The site remains active.

“This one’s going to be a multi-year project,” Shelton said.

The timing of the release shaped its trajectory. Sub-freezing temperatures in mid-April thickened crude oil and condensate, limiting their mobility. The crude “gelled up,” reducing lateral spread. If the rupture had occurred during warmer summer conditions, Shelton believes the area of impact would likely have been larger. Brine, however, did not freeze and continued moving through the wetland system.

Frozen ground both hindered and helped the response. Equipment malfunctioned in the cold. Vacuum truck lines froze. Crews worked in difficult conditions. At the same time, the frozen wetland allowed temporary access roads to be constructed, reducing additional disturbance from heavy equipment.

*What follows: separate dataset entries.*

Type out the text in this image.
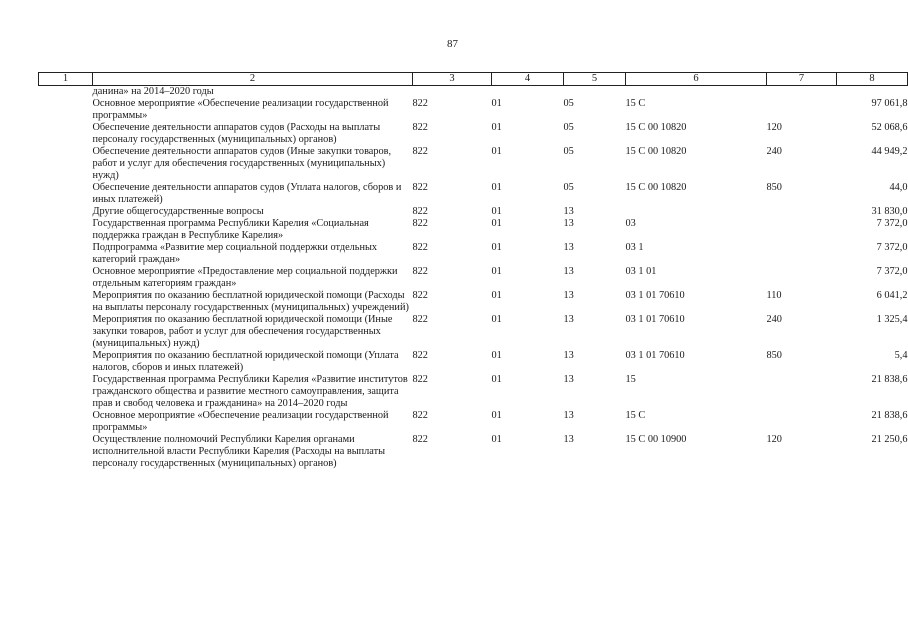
87
1	2	3	4	5	6	7	8
	данина» на 2014–2020 годы						
	Основное мероприятие «Обеспечение реализации государственной программы»	822	01	05	15 С		97 061,8
	Обеспечение деятельности аппаратов судов (Расходы на выплаты персоналу государственных (муниципальных) органов)	822	01	05	15 С 00 10820	120	52 068,6
	Обеспечение деятельности аппаратов судов (Иные закупки товаров, работ и услуг для обеспечения государственных (муниципальных) нужд)	822	01	05	15 С 00 10820	240	44 949,2
	Обеспечение деятельности аппаратов судов (Уплата налогов, сборов и иных платежей)	822	01	05	15 С 00 10820	850	44,0
	Другие общегосударственные вопросы	822	01	13			31 830,0
	Государственная программа Республики Карелия «Социальная поддержка граждан в Республике Карелия»	822	01	13	03		7 372,0
	Подпрограмма «Развитие мер социальной поддержки отдельных категорий граждан»	822	01	13	03 1		7 372,0
	Основное мероприятие «Предоставление мер социальной поддержки отдельным категориям граждан»	822	01	13	03 1 01		7 372,0
	Мероприятия по оказанию бесплатной юридической помощи (Расходы на выплаты персоналу государственных (муниципальных) учреждений)	822	01	13	03 1 01 70610	110	6 041,2
	Мероприятия по оказанию бесплатной юридической помощи (Иные закупки товаров, работ и услуг для обеспечения государственных (муниципальных) нужд)	822	01	13	03 1 01 70610	240	1 325,4
	Мероприятия по оказанию бесплатной юридической помощи (Уплата налогов, сборов и иных платежей)	822	01	13	03 1 01 70610	850	5,4
	Государственная программа Республики Карелия «Развитие институтов гражданского общества и развитие местного самоуправления, защита прав и свобод человека и гражданина» на 2014–2020 годы	822	01	13	15		21 838,6
	Основное мероприятие «Обеспечение реализации государственной программы»	822	01	13	15 С		21 838,6
	Осуществление полномочий Республики Карелия органами исполнительной власти Республики Карелия (Расходы на выплаты персоналу государственных (муниципальных) органов)	822	01	13	15 С 00 10900	120	21 250,6
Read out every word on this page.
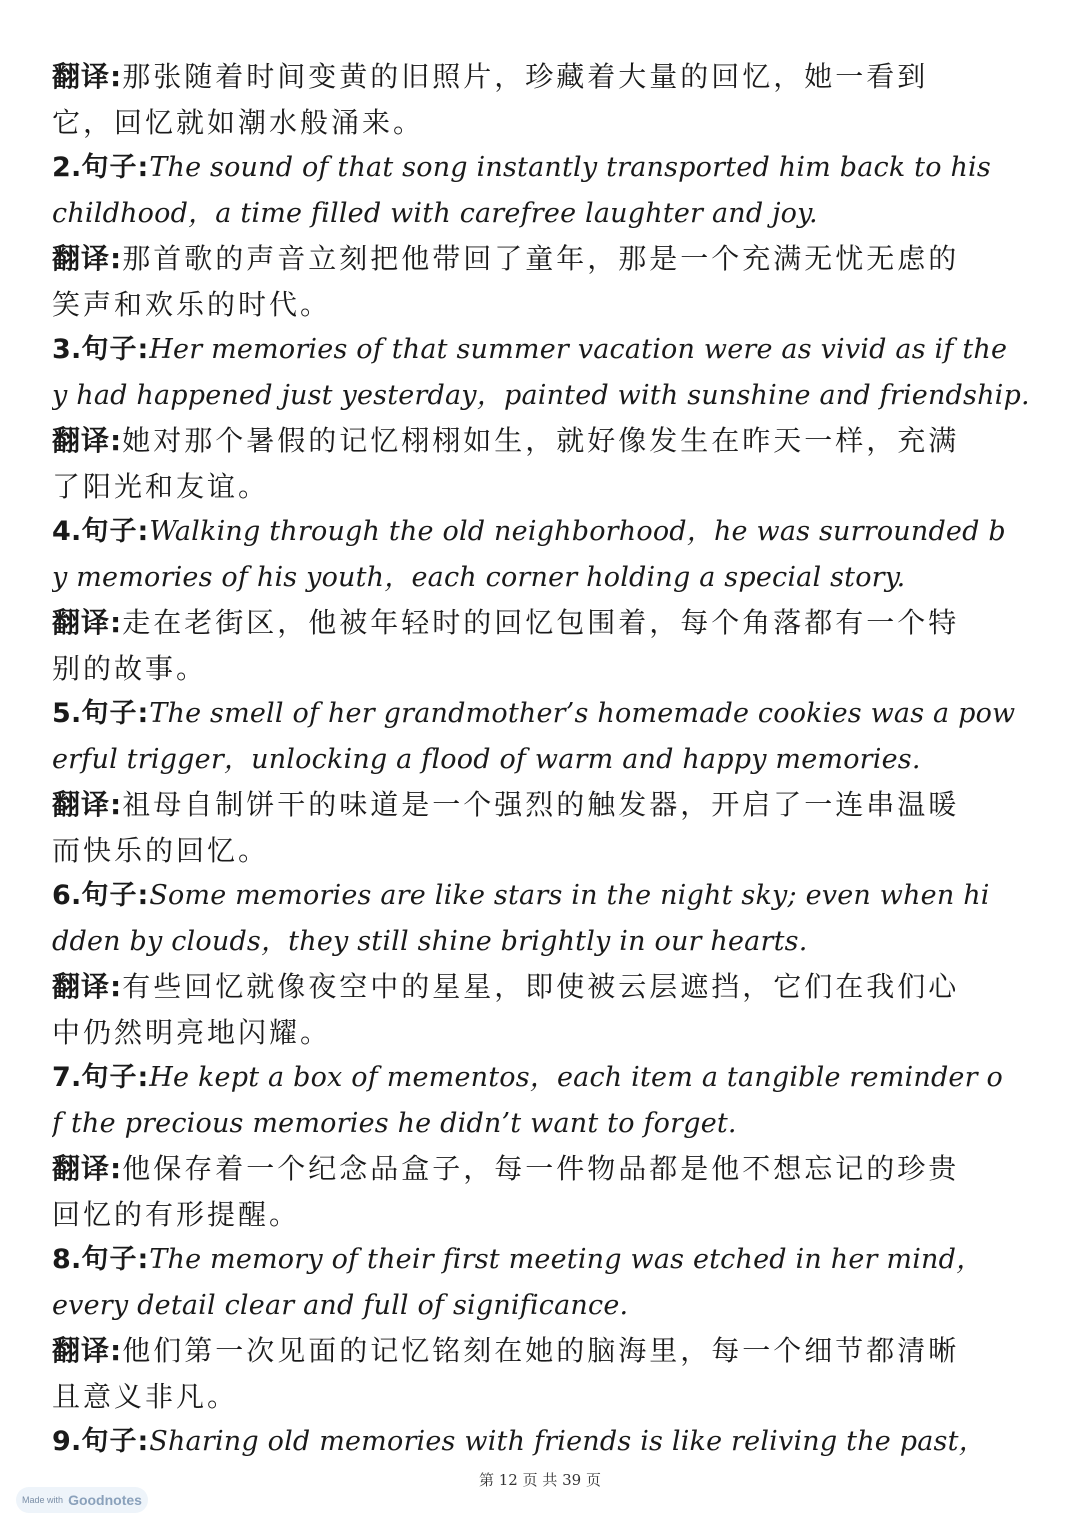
翻译:那张随着时间变黄的旧照片，珍藏着大量的回忆，她一看到
它，回忆就如潮水般涌来。
2.句子:The sound of that song instantly transported him back to his
childhood，a time filled with carefree laughter and joy.
翻译:那首歌的声音立刻把他带回了童年，那是一个充满无忧无虑的
笑声和欢乐的时代。
3.句子:Her memories of that summer vacation were as vivid as if the
y had happened just yesterday，painted with sunshine and friendship.
翻译:她对那个暑假的记忆栩栩如生，就好像发生在昨天一样，充满
了阳光和友谊。
4.句子:Walking through the old neighborhood，he was surrounded b
y memories of his youth，each corner holding a special story.
翻译:走在老街区，他被年轻时的回忆包围着，每个角落都有一个特
别的故事。
5.句子:The smell of her grandmother’s homemade cookies was a pow
erful trigger，unlocking a flood of warm and happy memories.
翻译:祖母自制饼干的味道是一个强烈的触发器，开启了一连串温暖
而快乐的回忆。
6.句子:Some memories are like stars in the night sky; even when hi
dden by clouds，they still shine brightly in our hearts.
翻译:有些回忆就像夜空中的星星，即使被云层遮挡，它们在我们心
中仍然明亮地闪耀。
7.句子:He kept a box of mementos，each item a tangible reminder o
f the precious memories he didn’t want to forget.
翻译:他保存着一个纪念品盒子，每一件物品都是他不想忘记的珍贵
回忆的有形提醒。
8.句子:The memory of their first meeting was etched in her mind，
every detail clear and full of significance.
翻译:他们第一次见面的记忆铭刻在她的脑海里，每一个细节都清晰
且意义非凡。
9.句子:Sharing old memories with friends is like reliving the past，
第 12 页 共 39 页
Made with Goodnotes
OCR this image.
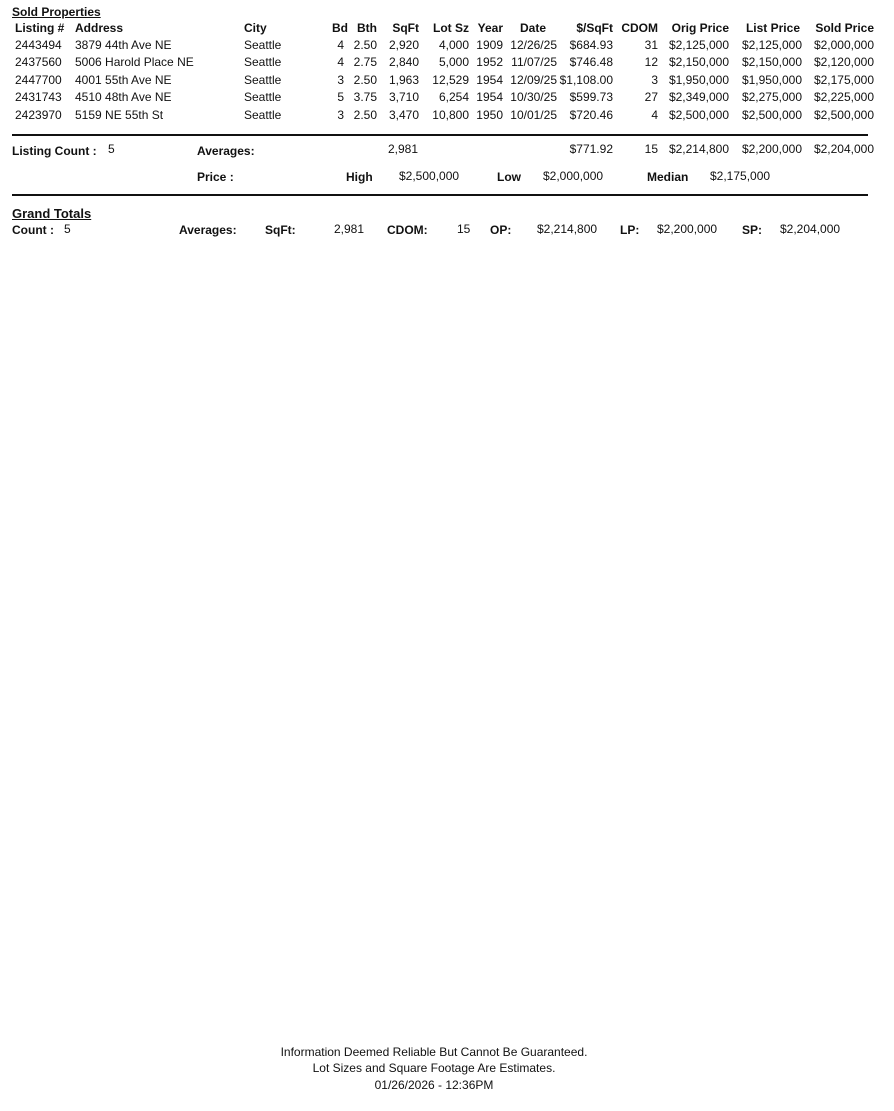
Sold Properties
Listing # Address	City	Bd Bth	SqFt	Lot Sz Year	Date	$/SqFt CDOM	Orig Price	List Price	Sold Price
2443494 3879 44th Ave NE	Seattle	4 2.50 2,920	4,000 1909 12/26/25	$684.93	31 $2,125,000	$2,125,000 $2,000,000
2437560 5006 Harold Place NE	Seattle	4 2.75 2,840	5,000 1952 11/07/25	$746.48	12 $2,150,000	$2,150,000 $2,120,000
2447700 4001 55th Ave NE	Seattle	3 2.50 1,963	12,529 1954 12/09/25 $1,108.00	3 $1,950,000	$1,950,000 $2,175,000
2431743 4510 48th Ave NE	Seattle	5 3.75 3,710	6,254 1954 10/30/25	$599.73	27 $2,349,000	$2,275,000 $2,225,000
2423970 5159 NE 55th St	Seattle	3 2.50 3,470	10,800 1950 10/01/25	$720.46	4 $2,500,000	$2,500,000 $2,500,000
Listing Count : 5	Averages:	2,981	$771.92	15 $2,214,800	$2,200,000 $2,204,000
Price :	High $2,500,000	Low $2,000,000	Median $2,175,000
Grand Totals
Count : 5	Averages: SqFt:	2,981 CDOM: 15 OP: $2,214,800 LP: $2,200,000 SP: $2,204,000
Information Deemed Reliable But Cannot Be Guaranteed.
Lot Sizes and Square Footage Are Estimates.
01/26/2026 - 12:36PM
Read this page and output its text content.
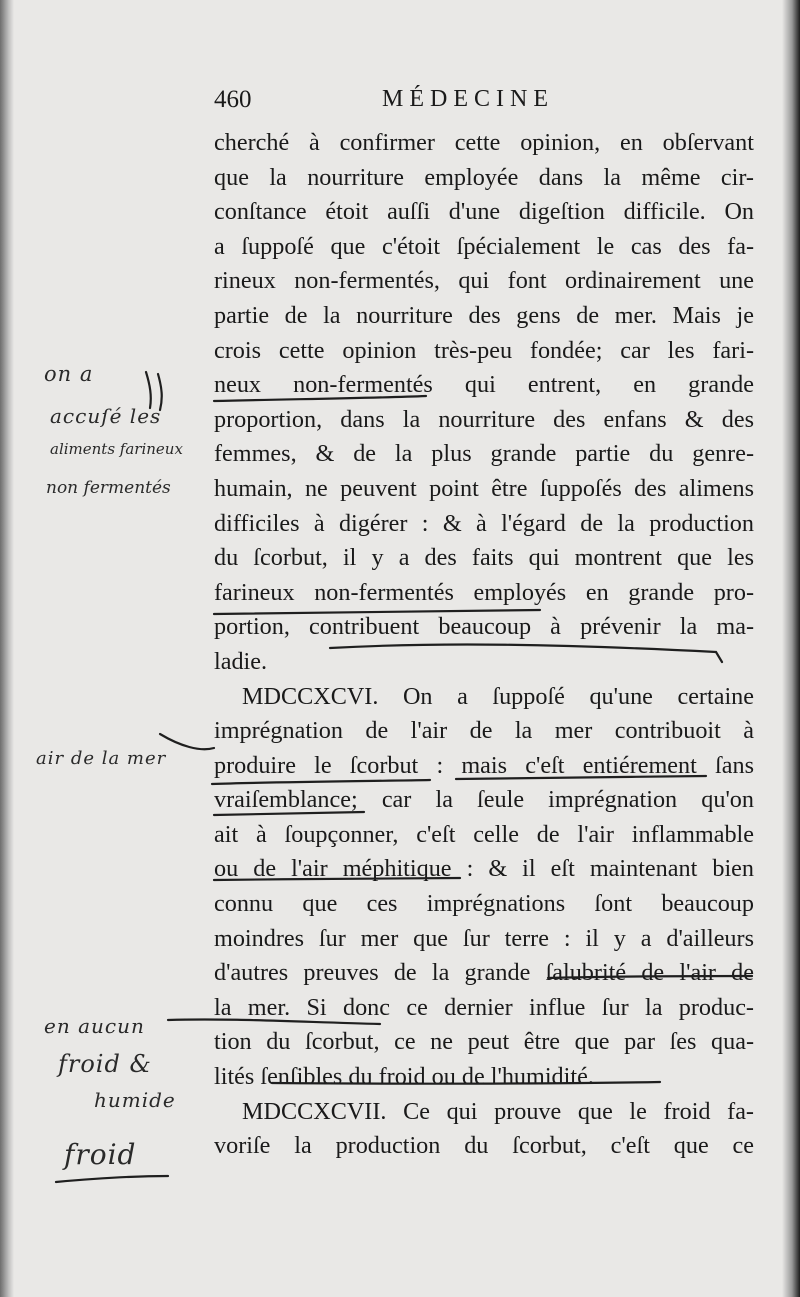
460	MÉDECINE
cherché à confirmer cette opinion, en obſervant
que la nourriture employée dans la même cir-
conſtance étoit auſſi d'une digeſtion difficile. On
a ſuppoſé que c'étoit ſpécialement le cas des fa-
rineux non-fermentés, qui font ordinairement une
partie de la nourriture des gens de mer. Mais je
crois cette opinion très-peu fondée; car les fari-
neux non-fermentés qui entrent, en grande
proportion, dans la nourriture des enfans & des
femmes, & de la plus grande partie du genre-
humain, ne peuvent point être ſuppoſés des alimens
difficiles à digérer : & à l'égard de la production
du ſcorbut, il y a des faits qui montrent que les
farineux non-fermentés employés en grande pro-
portion, contribuent beaucoup à prévenir la ma-
ladie.
MDCCXCVI. On a ſuppoſé qu'une certaine
imprégnation de l'air de la mer contribuoit à
produire le ſcorbut : mais c'eſt entiérement ſans
vraiſemblance; car la ſeule imprégnation qu'on
ait à ſoupçonner, c'eſt celle de l'air inflammable
ou de l'air méphitique : & il eſt maintenant bien
connu que ces imprégnations ſont beaucoup
moindres ſur mer que ſur terre : il y a d'ailleurs
d'autres preuves de la grande ſalubrité de l'air de
la mer. Si donc ce dernier influe ſur la produc-
tion du ſcorbut, ce ne peut être que par ſes qua-
lités ſenſibles du froid ou de l'humidité.
MDCCXCVII. Ce qui prouve que le froid fa-
voriſe la production du ſcorbut, c'eſt que ce
on a
accuſé les
aliments farineux
non fermentés
air de la mer
en aucun
froid &
humide
froid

The location itself presents challenges that urban sites do not. There were no established roads leading directly to the affected corridor. Crews built temporary access routes and installed a check dam to limit further migration of contaminants. Some brine had already moved beyond that barrier before completion, and regulators continue monitoring nearby tributaries.

Cleanup standards do not change based on geography. Michigan’s contaminant thresholds apply whether a spill occurs in a city or a forest.

What changes are the exposure pathways. In urban areas, regulators must consider vapor intrusion into basements and immediate proximity to residents. In the Pigeon River Country State Forest, human exposure pathways are limited. Ecological considerations dominate.

The flowline involved was installed roughly five decades ago. Much of Michigan’s oil and gas infrastructure predates modern environmental standards and the land-use expectations that followed.

When failures occur in remote landscapes, they can pass without spectacle. There are no dramatic shoreline slicks or burning facilities. Instead, there is excavation in cold forests, monitoring wells in wetlands, and years of testing to confirm that contaminants are receding.

The 220-barrel figure may have drawn attention. The more enduring story is what follows: long-term remediation, continued monitoring, and the slow work of restoring a wetland that took generations to form.

Northern Michigan often feels untouched. The Pigeon River spill is a reminder that infrastructure and wilderness sometimes share the same ground—and when something fails beneath the surface, repairing that breach takes a lot of time.